La ségrégation légale continuait cependant de régner dans la majeure partie du Sud, non pas seulement dans de nombreux établissements d'enseignement mais dans la quasi-totalité des lieux et services publics, des piscines aux autobus, en passant par les cinémas et les cafétérias. Les ségrégationnistes ne parvenaient que trop souvent à priver les Afro-Américains de leurs droits constitutionnels les plus élémentaires. Par le truchement combiné de formalités iniques, de fraudes caractérisées et de chicaneries, et enfin par la menace, les dispositions clairement inscrites dans le Quinzième Amendement étaient subverties et les Noirs empêchés de voter.

De toute évidence, de nouvelles lois sur les droits civiques étaient nécessaires. Leur adoption exigeait un consensus politique suffisamment puissant pour contrer l'opposition acharnée des représentants sudistes au Congrès. Le combat juridique allait continuer sous la conduite de Thurgood Marshall - tout d'abord de 1961 à 1965 comme juge à la Cour d'appel des États-Unis (la deuxième cour fédérale du pays), puis durant un quart de siècle de 1967 à 1991, comme juge à la Cour suprême des États-Unis, où il fut le premier Afro-Américain appelé à siéger.
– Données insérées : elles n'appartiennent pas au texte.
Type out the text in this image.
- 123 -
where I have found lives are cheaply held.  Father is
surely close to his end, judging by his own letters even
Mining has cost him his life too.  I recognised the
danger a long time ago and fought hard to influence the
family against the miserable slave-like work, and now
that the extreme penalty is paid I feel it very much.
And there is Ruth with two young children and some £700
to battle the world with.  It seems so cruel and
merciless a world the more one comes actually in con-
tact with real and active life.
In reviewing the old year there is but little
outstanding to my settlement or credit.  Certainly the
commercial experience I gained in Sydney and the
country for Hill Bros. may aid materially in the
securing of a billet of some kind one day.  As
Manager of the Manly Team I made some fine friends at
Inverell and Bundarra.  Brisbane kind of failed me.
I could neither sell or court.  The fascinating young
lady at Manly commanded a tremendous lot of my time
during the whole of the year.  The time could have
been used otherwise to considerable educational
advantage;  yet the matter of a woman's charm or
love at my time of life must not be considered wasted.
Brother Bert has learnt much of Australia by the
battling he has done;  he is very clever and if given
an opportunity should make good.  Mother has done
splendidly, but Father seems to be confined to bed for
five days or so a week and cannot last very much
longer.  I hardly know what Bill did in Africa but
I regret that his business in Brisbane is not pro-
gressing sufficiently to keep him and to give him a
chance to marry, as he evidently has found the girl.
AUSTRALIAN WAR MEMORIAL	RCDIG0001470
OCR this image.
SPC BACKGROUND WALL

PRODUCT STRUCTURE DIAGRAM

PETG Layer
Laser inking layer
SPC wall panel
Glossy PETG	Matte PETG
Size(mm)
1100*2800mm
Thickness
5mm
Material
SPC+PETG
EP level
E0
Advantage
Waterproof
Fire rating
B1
Dans le même temps prenait forme un nouveau mouvement des droits civiques, à caractère nettement politique. De courageux Afro-Américains, rejoints par des hommes et des femmes de toutes races et de toutes croyances, s'engagèrent dans la revendication, exigeant pacifiquement, mais fermement, de bénéficier pleinement des droits civiques auxquels ils pouvaient prétendre en tant que citoyens américains. Tandis qu'ils contraignaient leurs compatriotes à regarder en face les réalités inacceptables de la ségrégation et de l'oppression raciales, la sympathie populaire et l'équilibre des forces politiques changèrent. Tout commença un soir de décembre 1955 à Montgomery, dans l'Alabama, quand une couturière de 42 ans, fatiguée après une longue journée de travail, refusa de céder sa place dans un autobus soumis à la ségrégation.